Key properties include full recyclability in a closed loop using electrolytes, tunable flexibility or rigidity, suitability for very thin films, and complete dissolution in seawater with no residues or microplastics.

The development aims to address real-world environmental concerns about plastics, microplastics, and pollution of water and food chains, not just lab demonstrations.

The material remains as strong as traditional plastics and can be modified without sacrificing transparency or dissolvability, making it a practical potential alternative.

This work builds on a 2024 saltwater-degradability breakthrough but moves toward real-world manufacturability and deployment.

Led by Takuzo Aida of RIKEN CEMS, the project emphasizes using abundant cellulose from nature as a core feedstock.

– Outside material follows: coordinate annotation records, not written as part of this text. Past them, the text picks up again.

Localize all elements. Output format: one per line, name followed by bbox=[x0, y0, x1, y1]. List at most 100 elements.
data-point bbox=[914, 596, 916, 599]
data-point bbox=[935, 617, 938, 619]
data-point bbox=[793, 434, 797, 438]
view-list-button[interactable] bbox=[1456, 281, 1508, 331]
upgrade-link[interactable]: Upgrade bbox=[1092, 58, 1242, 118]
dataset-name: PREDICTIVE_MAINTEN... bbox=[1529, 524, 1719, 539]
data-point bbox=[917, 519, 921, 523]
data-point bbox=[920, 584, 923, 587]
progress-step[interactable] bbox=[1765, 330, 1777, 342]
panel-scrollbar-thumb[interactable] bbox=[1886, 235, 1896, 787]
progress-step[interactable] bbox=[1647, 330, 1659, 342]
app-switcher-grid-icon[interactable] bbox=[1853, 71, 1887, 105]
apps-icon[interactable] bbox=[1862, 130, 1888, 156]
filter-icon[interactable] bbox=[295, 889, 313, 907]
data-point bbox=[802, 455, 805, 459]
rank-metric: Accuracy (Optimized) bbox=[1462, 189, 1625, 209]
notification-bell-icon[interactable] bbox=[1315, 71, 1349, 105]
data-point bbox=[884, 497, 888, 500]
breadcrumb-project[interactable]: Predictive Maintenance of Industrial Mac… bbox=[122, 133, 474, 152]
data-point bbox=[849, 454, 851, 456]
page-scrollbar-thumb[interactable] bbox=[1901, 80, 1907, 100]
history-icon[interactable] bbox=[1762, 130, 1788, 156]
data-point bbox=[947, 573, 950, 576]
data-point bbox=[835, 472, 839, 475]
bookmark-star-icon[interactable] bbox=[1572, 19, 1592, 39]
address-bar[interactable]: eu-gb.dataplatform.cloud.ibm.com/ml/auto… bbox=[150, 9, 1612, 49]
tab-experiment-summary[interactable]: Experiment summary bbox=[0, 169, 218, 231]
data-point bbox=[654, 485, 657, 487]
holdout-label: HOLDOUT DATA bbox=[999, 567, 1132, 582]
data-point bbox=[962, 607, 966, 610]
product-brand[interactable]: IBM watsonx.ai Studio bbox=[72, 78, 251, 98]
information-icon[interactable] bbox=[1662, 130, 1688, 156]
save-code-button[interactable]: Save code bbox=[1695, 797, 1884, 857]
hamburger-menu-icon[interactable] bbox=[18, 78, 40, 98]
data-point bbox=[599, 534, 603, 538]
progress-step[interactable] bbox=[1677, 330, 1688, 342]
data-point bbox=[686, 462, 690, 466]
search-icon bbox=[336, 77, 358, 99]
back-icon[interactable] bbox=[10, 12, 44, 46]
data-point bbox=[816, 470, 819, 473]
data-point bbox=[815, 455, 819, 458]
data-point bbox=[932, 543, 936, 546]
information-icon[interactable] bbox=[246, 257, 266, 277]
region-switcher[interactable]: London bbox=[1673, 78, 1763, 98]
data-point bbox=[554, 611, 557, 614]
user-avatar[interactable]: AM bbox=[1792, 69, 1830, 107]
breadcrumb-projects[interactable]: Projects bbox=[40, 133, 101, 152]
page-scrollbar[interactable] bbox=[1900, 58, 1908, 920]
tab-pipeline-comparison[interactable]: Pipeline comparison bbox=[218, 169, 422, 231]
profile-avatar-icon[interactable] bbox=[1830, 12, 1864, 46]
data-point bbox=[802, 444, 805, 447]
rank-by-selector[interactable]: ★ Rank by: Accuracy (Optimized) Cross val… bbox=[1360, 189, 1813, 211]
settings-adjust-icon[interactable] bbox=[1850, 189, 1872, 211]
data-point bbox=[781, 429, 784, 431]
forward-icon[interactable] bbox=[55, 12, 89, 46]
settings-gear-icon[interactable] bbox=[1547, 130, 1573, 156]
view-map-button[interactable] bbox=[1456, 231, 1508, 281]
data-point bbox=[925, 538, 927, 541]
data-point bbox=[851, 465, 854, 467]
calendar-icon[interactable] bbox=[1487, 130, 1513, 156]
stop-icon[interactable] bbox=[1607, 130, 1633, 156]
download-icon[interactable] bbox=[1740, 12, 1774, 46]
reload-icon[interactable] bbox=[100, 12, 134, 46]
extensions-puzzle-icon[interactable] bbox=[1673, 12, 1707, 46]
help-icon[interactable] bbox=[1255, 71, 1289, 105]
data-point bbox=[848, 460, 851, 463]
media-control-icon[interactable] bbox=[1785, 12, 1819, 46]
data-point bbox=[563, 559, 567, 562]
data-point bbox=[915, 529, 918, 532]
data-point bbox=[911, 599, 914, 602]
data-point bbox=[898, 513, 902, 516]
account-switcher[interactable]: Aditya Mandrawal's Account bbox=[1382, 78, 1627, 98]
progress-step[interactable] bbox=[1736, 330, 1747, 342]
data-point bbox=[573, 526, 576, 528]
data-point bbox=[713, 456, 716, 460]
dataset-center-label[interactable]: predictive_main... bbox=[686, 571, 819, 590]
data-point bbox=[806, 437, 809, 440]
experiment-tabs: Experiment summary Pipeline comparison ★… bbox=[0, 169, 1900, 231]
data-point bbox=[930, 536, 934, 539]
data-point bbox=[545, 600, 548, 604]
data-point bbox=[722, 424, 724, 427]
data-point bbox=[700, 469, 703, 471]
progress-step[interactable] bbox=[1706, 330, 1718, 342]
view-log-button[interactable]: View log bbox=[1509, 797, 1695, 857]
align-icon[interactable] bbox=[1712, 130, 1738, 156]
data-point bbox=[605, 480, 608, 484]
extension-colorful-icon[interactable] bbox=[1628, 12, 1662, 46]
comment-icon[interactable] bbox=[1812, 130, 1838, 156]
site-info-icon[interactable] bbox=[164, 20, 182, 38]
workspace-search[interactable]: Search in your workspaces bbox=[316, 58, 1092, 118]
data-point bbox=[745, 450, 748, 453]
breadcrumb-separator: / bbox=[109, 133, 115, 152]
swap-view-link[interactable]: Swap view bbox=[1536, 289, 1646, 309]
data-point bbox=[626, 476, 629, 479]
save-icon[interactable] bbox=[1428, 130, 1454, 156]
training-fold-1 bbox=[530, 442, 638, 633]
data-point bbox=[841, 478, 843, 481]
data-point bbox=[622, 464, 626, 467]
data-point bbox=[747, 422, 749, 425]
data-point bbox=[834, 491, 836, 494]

A new, plant-based plastic named CMCSP (carboxymethyl cellulose supramolecular polymer) matches conventional petroleum plastics in strength and transparency, while offering tunable mechanical properties and seawater degradability.

The broader context references prior efforts on seawater-melting recyclable plastics, indicating ongoing work toward seawater-dissolving materials and possible desalination implications.

A safe, FDA-approved crosslinking system enables rapid dissolution in marine environments, with a protective surface coating preventing premature decomposition during handling.

The same team reports a cellulose-based plastic using carboxymethylcellulose and positively charged guanidinium ions, dissolving in seawater with zero microplastics or residues.

Published in 2025 in the Journal of the American Chemical Society, the work presents a saltwater-degradable, plant-based plastic with zero microplastics.

Researchers highlight real-world impact through inexpensive, biodegradable ingredients that enable recyclability and processability, potentially reducing marine plastic pollution.

Japanese researchers at RIKEN developed a plant-based, cellulose-derived plastic that fully dissolves in seawater within hours without leaving microplastics.